Highlights
- Australian market sees recovery, led by a significant rise in WiseTech shares.
- Tech sector outperforms, while Mineral Resources and Metcash see declines.
- Major banks stabilize, while miners and select retailers show mixed results.
Australian shares rebounded by midday on Friday, primarily driven by a sharp 14% rise in WiseTech’s (ASX:WTC) stock following the unexpected departure of CEO Richard White. The S&P/ASX 200 rose by 0.4%, recovering from the previous day’s slight decline. Nine of the eleven sectors on the index showed gains, with technology stocks taking the lead, up by 4%.
WiseTech's Significant Surge Following CEO Exit
WiseTech’s sharp increase marked its strongest day in two months as analysts revised ratings overnight. The stock’s rally comes on the heels of White’s resignation, a decision prompted by recent allegations against him. According to statements from the company, both WiseTech and White viewed the decision as a governance-focused response to the issue. Analysts regarded this as a prudent move by the board, reflecting their proactive stance on organizational integrity.
Mining and Financial Sectors: Mixed Outcomes
The mining sector displayed a mix of results. Key players like Rio Tinto (ASX:RIO) and BHP (ASX:BHP) saw modest gains of 1% and 0.5%, respectively. However, Mineral Resources (ASX:MIN) encountered a notable 6% drop. This decline followed a recent report highlighting substantial discounts offered on mining equipment purchases made by two board members, including founder and managing director Chris Ellison.
Gold miner Newmont (ASX:NEM) faced a challenging day, with shares falling 11% due to earnings that fell short of market expectations for the third quarter, despite the company recording its highest quarterly profit in five years.
The financial sector demonstrated resilience. Major banks, including Westpac (ASX:WBC) and ANZ (ASX:ANZ), reversed initial losses, each increasing by 0.8%. However, Bank of Queensland (ASX:BOQ) dropped by 3.6%, trading ex-dividend, adding pressure on its performance.
Retailers and Consumer Goods: Varied Performance
In the retail and consumer goods sector, supermarket supplier Metcash (ASX:MTS) decreased by 2.6% as it announced further cost-cutting strategies due to softer trading conditions in its hardware division. Meanwhile, Qantas (ASX:QAN) rose 0.8%, maintaining stable travel demand in the first half of fiscal 2025.
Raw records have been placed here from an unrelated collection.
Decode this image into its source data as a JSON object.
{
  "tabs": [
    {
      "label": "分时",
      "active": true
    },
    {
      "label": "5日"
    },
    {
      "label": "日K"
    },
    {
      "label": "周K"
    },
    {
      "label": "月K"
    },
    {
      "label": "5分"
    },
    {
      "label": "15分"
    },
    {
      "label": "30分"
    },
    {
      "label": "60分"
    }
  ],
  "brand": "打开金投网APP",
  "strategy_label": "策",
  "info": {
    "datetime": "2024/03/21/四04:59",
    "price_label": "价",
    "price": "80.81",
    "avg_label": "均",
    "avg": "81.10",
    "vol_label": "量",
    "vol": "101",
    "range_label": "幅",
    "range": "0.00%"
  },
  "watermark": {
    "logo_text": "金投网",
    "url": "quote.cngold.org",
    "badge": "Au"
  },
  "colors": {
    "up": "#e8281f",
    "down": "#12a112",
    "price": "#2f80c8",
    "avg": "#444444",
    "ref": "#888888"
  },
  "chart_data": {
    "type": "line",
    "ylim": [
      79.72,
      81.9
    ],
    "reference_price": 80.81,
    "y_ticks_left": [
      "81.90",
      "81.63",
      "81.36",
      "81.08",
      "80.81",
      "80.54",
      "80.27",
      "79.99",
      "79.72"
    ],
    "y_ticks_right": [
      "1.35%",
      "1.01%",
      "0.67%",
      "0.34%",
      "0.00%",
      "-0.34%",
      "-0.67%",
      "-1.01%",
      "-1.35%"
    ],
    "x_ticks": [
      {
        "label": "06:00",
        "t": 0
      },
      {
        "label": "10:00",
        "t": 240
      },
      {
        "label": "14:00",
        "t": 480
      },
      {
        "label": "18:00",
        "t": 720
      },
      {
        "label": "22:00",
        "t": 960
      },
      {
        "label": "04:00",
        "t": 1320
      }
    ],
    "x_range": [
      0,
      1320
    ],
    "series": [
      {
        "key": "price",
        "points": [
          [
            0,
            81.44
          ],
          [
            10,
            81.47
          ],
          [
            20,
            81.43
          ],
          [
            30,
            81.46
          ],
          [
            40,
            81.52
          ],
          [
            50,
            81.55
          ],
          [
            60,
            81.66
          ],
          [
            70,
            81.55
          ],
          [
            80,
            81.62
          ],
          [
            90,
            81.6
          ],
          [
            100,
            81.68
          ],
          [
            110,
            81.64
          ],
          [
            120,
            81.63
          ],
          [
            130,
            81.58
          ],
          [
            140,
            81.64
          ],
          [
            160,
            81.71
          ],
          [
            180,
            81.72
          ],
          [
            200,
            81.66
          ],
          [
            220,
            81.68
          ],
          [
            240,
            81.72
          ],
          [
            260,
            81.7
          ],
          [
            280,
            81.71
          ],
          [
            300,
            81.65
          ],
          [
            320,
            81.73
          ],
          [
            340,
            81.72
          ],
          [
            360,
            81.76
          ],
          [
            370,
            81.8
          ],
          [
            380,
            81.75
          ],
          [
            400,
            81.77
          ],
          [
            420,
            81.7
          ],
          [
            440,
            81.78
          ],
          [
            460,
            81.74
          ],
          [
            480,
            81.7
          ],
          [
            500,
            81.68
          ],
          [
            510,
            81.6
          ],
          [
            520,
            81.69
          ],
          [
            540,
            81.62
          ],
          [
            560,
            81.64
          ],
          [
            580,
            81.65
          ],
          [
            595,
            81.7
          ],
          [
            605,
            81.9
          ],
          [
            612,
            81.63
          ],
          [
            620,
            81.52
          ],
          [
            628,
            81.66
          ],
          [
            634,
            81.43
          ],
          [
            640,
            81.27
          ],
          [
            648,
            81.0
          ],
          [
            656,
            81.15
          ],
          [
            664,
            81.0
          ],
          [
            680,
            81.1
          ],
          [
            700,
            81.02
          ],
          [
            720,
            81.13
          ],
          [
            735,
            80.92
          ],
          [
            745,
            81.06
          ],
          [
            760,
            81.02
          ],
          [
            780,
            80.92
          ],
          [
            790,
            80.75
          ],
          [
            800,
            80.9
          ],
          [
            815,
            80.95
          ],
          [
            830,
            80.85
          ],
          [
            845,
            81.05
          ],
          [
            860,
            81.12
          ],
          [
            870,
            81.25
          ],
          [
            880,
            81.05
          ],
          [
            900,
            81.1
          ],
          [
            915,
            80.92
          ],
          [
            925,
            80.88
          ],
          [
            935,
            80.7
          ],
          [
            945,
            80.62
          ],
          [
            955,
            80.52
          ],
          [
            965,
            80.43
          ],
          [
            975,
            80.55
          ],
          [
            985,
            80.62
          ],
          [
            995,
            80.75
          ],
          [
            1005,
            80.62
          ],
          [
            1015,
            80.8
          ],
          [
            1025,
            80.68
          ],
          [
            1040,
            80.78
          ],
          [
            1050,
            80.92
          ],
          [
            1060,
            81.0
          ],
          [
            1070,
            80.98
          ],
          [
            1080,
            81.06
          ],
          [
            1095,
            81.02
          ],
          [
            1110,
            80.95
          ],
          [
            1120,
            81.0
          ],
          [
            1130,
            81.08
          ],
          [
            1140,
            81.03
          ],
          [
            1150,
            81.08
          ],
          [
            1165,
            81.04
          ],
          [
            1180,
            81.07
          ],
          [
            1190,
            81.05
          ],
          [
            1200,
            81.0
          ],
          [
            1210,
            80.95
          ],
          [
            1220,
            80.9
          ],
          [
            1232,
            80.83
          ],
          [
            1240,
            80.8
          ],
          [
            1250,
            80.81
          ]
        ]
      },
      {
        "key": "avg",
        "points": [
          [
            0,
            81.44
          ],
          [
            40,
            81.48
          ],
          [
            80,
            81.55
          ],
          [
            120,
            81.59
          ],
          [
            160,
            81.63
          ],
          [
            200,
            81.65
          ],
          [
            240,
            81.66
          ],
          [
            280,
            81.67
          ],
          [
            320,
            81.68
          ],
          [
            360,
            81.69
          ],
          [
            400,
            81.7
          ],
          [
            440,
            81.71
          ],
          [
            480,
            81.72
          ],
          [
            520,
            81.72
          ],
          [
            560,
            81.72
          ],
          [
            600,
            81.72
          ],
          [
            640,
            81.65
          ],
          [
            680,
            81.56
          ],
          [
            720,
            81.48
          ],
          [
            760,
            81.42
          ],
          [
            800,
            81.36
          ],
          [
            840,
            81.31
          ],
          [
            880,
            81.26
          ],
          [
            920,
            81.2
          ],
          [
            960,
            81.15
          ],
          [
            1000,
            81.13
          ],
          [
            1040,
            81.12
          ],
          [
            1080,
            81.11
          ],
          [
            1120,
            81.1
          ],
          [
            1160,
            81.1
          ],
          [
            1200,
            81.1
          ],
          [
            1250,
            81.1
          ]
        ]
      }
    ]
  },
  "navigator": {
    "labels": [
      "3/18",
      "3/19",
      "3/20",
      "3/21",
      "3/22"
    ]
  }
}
Other notable movements included a 0.2% increase for Cleanaway (ASX:CWY), which reaffirmed its fiscal 2025 guidance despite broader economic softening. ResMed (ASX:RMD) outperformed with a 5.6% rise, attributed to increased revenue in the first quarter of fiscal 2025 from strong demand for its sleep products. Finally, Unibail-Rodamco-Westfield (ASX:URW) saw a minor gain of 0.3% after reporting it would likely reach the upper range of its 2024 financial guidance.